Photo Credit: Laura Gerwin
Col. Denise M. Donnell, left, discusses mission requirements for the New York Air National Guard. She is
the first female commander of the Air Expeditionary Group for Support Forces Antarctica.
Donnell first female commander of Air Expeditionary Group for military in Antarctica
By Laura Gerwin, Special to the Sun
Posted June 15, 2015
Col. Denise M. Donnell has chased pirates in the South China Sea and flown all manner of aircraft, from the sub-hunting P-3 Orion to the massive, cargo-carrying C-5 Galaxy. But perhaps one of the best parts of her job brings her to Antarctica each austral summer.
The first female commander of the Air Expeditionary Group (AEG) for Support Forces Antarctica, Donnell oversees all the moving parts of the military support – known as Operation Deep Freeze – at McMurdo Station in coordination with the National Science Foundation, which manages the U.S. Antarctic Program.
“The sense of being part of something bigger than yourself, whether it is the National Science Foundation or the New York Air National Guard, is a pretty incredible feeling and one of the best things I have got out of being in the military,” says the pilot, wife and mother of two. “It’s an opportunity of a lifetime to be in Antarctica.”
When not on the Ice, Donnell is the commander of the 109th Maintenance Group of the 109th Airlift Wing at Stratton Air National Guard Base in New York. The 109th Airlift Wing works to support the 139th Airlift Squadron, which is tasked primarily with flying the ski-equipped LC-130 across the continent. The position of AEG commander rotates among several officers during the season.

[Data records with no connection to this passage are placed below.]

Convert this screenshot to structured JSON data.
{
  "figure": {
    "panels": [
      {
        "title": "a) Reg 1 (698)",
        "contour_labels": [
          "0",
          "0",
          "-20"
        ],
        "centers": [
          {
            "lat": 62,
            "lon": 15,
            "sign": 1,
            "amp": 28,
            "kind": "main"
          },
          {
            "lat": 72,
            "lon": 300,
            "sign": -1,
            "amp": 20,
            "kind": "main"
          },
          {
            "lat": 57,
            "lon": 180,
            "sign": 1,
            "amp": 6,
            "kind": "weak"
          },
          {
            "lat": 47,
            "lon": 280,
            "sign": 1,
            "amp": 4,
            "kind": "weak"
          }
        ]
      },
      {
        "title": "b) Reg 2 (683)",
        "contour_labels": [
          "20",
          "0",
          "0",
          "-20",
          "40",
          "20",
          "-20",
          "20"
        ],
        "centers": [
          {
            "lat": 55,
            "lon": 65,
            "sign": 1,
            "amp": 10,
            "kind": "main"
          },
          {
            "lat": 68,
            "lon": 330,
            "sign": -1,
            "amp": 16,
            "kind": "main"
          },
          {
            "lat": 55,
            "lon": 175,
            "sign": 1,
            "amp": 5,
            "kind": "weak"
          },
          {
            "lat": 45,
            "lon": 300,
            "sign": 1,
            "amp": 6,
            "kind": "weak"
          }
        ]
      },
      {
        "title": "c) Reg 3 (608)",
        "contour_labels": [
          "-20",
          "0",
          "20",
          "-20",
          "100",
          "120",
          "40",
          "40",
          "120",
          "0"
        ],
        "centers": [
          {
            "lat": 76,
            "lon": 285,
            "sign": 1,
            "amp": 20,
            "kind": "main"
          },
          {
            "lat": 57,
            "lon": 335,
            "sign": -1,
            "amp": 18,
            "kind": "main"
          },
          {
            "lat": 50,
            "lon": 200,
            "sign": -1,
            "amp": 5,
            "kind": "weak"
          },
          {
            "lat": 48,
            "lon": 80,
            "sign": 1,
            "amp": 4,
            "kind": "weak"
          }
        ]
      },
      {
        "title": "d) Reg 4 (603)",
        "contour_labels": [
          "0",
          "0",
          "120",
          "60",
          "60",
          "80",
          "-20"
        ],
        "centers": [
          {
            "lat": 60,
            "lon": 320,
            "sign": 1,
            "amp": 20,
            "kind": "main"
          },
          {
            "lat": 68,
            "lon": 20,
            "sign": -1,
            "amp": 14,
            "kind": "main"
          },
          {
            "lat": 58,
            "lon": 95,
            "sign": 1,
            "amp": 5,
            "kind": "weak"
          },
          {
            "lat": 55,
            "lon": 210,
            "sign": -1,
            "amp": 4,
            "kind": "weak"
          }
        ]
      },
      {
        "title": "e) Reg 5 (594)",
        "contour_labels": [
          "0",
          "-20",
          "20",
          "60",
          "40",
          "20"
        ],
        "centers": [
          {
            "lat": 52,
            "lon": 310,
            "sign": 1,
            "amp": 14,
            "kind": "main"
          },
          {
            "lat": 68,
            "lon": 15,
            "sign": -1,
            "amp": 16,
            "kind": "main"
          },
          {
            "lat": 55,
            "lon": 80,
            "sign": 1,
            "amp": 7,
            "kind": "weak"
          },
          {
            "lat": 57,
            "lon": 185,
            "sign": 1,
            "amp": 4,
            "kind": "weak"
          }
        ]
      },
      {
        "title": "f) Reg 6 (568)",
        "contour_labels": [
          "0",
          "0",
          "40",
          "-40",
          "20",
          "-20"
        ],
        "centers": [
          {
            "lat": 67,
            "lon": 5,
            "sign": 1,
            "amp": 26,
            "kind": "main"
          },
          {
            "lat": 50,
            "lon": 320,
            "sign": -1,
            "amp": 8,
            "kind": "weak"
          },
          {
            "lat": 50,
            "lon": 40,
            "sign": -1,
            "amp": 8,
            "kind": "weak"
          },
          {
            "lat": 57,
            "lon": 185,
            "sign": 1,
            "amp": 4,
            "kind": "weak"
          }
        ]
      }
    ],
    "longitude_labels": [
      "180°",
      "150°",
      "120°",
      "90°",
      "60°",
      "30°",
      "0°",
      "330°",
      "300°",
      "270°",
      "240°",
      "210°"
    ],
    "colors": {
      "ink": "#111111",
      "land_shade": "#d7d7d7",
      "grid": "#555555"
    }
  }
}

The daughter of a Navy doctor dad and a Navy nurse mom, it just made sense to go to Georgetown University, graduate in international politics and become a pilot. After falling in love with a former Army Ranger and moving to New York, Donnell flew with the Air National Guard before accepting the position of group commander.
“One of the best jobs in the Air Force is maintenance officer and pilot,” she explains. “You just can’t beat that combination. I get to fly the airplanes and work with the guys who fix them; it’s the best of both worlds.”
This non-traditional role is a bit like having two full-time jobs, but Donnell feels it helps give her a better perspective. The colonel has flown a variety of aircrafts: the P-3 Orion sub-hunter, the C-5 Galaxy, the C-17 Globemaster and the LC-130 Hercules to name a few.
“The C-5 is big and opens both from the front and back, and the C-17 is just cool,” she says.
Her strategy for balancing family and career is getting eight hours of sleep a night and having a supportive husband. Maintaining a sense of humor and situational awareness also helps to keep a balance. When not far from home, Donnell loves to hold her kids’ hands and is on her way to hiking the highest 46 peaks in the Adirondacks, having summited three so far.
She also wants to learn how to play the piano, laughing as she says, “We own a piano and that’s the first step.”
Donnell says she thinks her role in life as a mother and military officer gives her children a sense that they can do whatever they want to do in life.
“Any working woman or working dad needs to give their kids a sense that anything is possible,” she says. “I can be a pilot and a commander in the military and deploy to Antarctica.”
The deployment to Antarctica is unique for her because most of the people aren’t in the military but work in other areas of support or research. Donnell says she finds it refreshing to be at McMurdo Station due to the diverse population.
“You have people here that have biked across Asia or have worked on archaeological digs,” she says. “It is exciting to hear a different perspective on life; it’s fun and it makes you think.”
Other favorite deployment moments include flying the Orion P3 during a surface surveillance mission chasing pirates in the South China Sea, and being launched on a search and rescue mission to find a stranded sailboat with three people aboard.
“Locating them and dropping supplies with about 15 minutes of fuel left to execute the mission was pretty awesome and rewarding,” she recalls.
Donnell’s role in the military, as a woman, is a rare one.
“I’ve never considered myself to be a trailblazer. I’ve just worked as hard as possible to be the best pilot, officer, and commander that I can be,” she says. “I have been part of something pretty awesome. Something bigger than myself: It makes a difference if Denise Donnell gets up and comes to work.”